The jobs pay above average salaries often with health insurance.
The Davis family arrived in Cadiz last week. Shayne Davis washes clothes at the campground laundromat while her husband is at work.
"He's a welder so we travel for his work," says Davis.
The Davis' are from Maine, but have been moving from job to job for years.
Davis, her husband, and teen-aged daughters, found the village campground through word of mouth from other pipeline workers. She says the family prefers camping rather than long motel stays.
"Because I can keep all my belongings in my camper without dragging them from one motel to the next," says Davis. "I like that they have parks for kids.

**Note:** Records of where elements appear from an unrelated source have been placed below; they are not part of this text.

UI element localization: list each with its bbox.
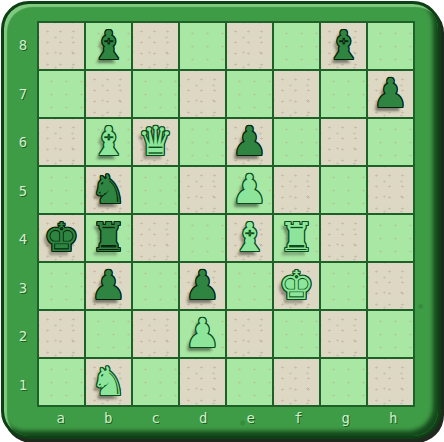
piece-light-bishop-b6[interactable]: ♝ (91, 121, 127, 163)
square-c4[interactable] (133, 215, 178, 261)
piece-light-king-f3[interactable]: ♚ (279, 265, 315, 307)
square-a2[interactable] (39, 311, 84, 357)
square-e3[interactable] (227, 263, 272, 309)
square-d2[interactable]: ♟ (180, 311, 225, 357)
piece-light-queen-c6[interactable]: ♛ (138, 121, 174, 163)
file-labels: abcdefgh (37, 410, 417, 426)
piece-light-knight-b1[interactable]: ♞ (91, 361, 127, 403)
square-e2[interactable] (227, 311, 272, 357)
piece-dark-pawn-h7[interactable]: ♟ (373, 73, 409, 115)
square-f3[interactable]: ♚ (274, 263, 319, 309)
square-f1[interactable] (274, 359, 319, 405)
chess-board: ♝♝♟♝♛♟♞♟♚♜♝♜♟♟♚♟♞ (37, 21, 415, 407)
rank-label-2: 2 (9, 312, 37, 361)
chess-app-window: ♝♝♟♝♛♟♞♟♚♜♝♜♟♟♚♟♞ 87654321 abcdefgh (0, 0, 444, 442)
square-g8[interactable]: ♝ (321, 23, 366, 69)
file-label-e: e (227, 410, 275, 426)
square-e5[interactable]: ♟ (227, 167, 272, 213)
square-b5[interactable]: ♞ (86, 167, 131, 213)
rank-labels: 87654321 (9, 21, 37, 409)
square-e1[interactable] (227, 359, 272, 405)
square-h6[interactable] (368, 119, 413, 165)
square-b3[interactable]: ♟ (86, 263, 131, 309)
square-g7[interactable] (321, 71, 366, 117)
square-b8[interactable]: ♝ (86, 23, 131, 69)
square-f4[interactable]: ♜ (274, 215, 319, 261)
square-b4[interactable]: ♜ (86, 215, 131, 261)
square-h8[interactable] (368, 23, 413, 69)
square-e4[interactable]: ♝ (227, 215, 272, 261)
file-label-d: d (180, 410, 228, 426)
piece-dark-king-a4[interactable]: ♚ (44, 217, 80, 259)
square-g6[interactable] (321, 119, 366, 165)
piece-dark-knight-b5[interactable]: ♞ (91, 169, 127, 211)
rank-label-4: 4 (9, 215, 37, 264)
square-f6[interactable] (274, 119, 319, 165)
square-c5[interactable] (133, 167, 178, 213)
square-f5[interactable] (274, 167, 319, 213)
file-label-f: f (275, 410, 323, 426)
square-e8[interactable] (227, 23, 272, 69)
rank-label-8: 8 (9, 21, 37, 70)
rank-label-6: 6 (9, 118, 37, 167)
square-e7[interactable] (227, 71, 272, 117)
piece-dark-pawn-b3[interactable]: ♟ (91, 265, 127, 307)
piece-light-pawn-e5[interactable]: ♟ (232, 169, 268, 211)
square-d7[interactable] (180, 71, 225, 117)
square-b2[interactable] (86, 311, 131, 357)
square-b7[interactable] (86, 71, 131, 117)
square-a8[interactable] (39, 23, 84, 69)
square-f2[interactable] (274, 311, 319, 357)
square-g4[interactable] (321, 215, 366, 261)
file-label-b: b (85, 410, 133, 426)
file-label-g: g (322, 410, 370, 426)
square-a6[interactable] (39, 119, 84, 165)
square-g1[interactable] (321, 359, 366, 405)
square-c1[interactable] (133, 359, 178, 405)
square-a3[interactable] (39, 263, 84, 309)
square-d5[interactable] (180, 167, 225, 213)
square-g3[interactable] (321, 263, 366, 309)
square-d3[interactable]: ♟ (180, 263, 225, 309)
square-h3[interactable] (368, 263, 413, 309)
square-d1[interactable] (180, 359, 225, 405)
square-c2[interactable] (133, 311, 178, 357)
square-h1[interactable] (368, 359, 413, 405)
square-c8[interactable] (133, 23, 178, 69)
square-h5[interactable] (368, 167, 413, 213)
rank-label-5: 5 (9, 167, 37, 216)
square-d8[interactable] (180, 23, 225, 69)
file-label-a: a (37, 410, 85, 426)
square-a5[interactable] (39, 167, 84, 213)
rank-label-3: 3 (9, 264, 37, 313)
piece-dark-pawn-d3[interactable]: ♟ (185, 265, 221, 307)
piece-light-rook-f4[interactable]: ♜ (279, 217, 315, 259)
square-h4[interactable] (368, 215, 413, 261)
board-frame: ♝♝♟♝♛♟♞♟♚♜♝♜♟♟♚♟♞ 87654321 abcdefgh (1, 1, 441, 439)
square-e6[interactable]: ♟ (227, 119, 272, 165)
piece-dark-bishop-b8[interactable]: ♝ (91, 25, 127, 67)
piece-light-bishop-e4[interactable]: ♝ (232, 217, 268, 259)
rank-label-7: 7 (9, 70, 37, 119)
square-c6[interactable]: ♛ (133, 119, 178, 165)
piece-dark-pawn-e6[interactable]: ♟ (232, 121, 268, 163)
piece-dark-rook-b4[interactable]: ♜ (91, 217, 127, 259)
square-c3[interactable] (133, 263, 178, 309)
square-d4[interactable] (180, 215, 225, 261)
file-label-h: h (370, 410, 418, 426)
piece-light-pawn-d2[interactable]: ♟ (185, 313, 221, 355)
square-a1[interactable] (39, 359, 84, 405)
square-g2[interactable] (321, 311, 366, 357)
file-label-c: c (132, 410, 180, 426)
rank-label-1: 1 (9, 361, 37, 410)
square-a4[interactable]: ♚ (39, 215, 84, 261)
square-f7[interactable] (274, 71, 319, 117)
square-c7[interactable] (133, 71, 178, 117)
square-a7[interactable] (39, 71, 84, 117)
square-h2[interactable] (368, 311, 413, 357)
square-g5[interactable] (321, 167, 366, 213)
piece-dark-bishop-g8[interactable]: ♝ (326, 25, 362, 67)
square-b1[interactable]: ♞ (86, 359, 131, 405)
square-b6[interactable]: ♝ (86, 119, 131, 165)
square-h7[interactable]: ♟ (368, 71, 413, 117)
square-d6[interactable] (180, 119, 225, 165)
square-f8[interactable] (274, 23, 319, 69)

It's pretty friendly, everyone's pretty friendly, the baseball park, they play games here all the time. And it's nice. "
The campground is less expensive than lengthy motel stays. Campsites rent for about $450 per month. Nearby motel rooms cost more than $100 dollars per night. Unlike nearby state parks where campers are limited to two-week stays, campers at Sally Buffalo can stay as long as they pay the rent.
Davis expects the family's stay at Sally Buffalo to last awhile. She sees telltale signs of more pipeline construction all around.
"It's been going on for quite sometime so I don't see it stopping anytime soon. If you go down the road a little bit more you'll see the laydown yard. There's a lot of pipe there which means a lot of work and if you drive down the road you'll see them digging up more areas to put more pipelines. So, that's what we're hoping," says Davis.
While her husband works 50 hours or more per week, her daughters get their education from online schools. She says if a job commute lengthens to an hour or more, the family will move to the next spot. In the meantime, She likes to fish.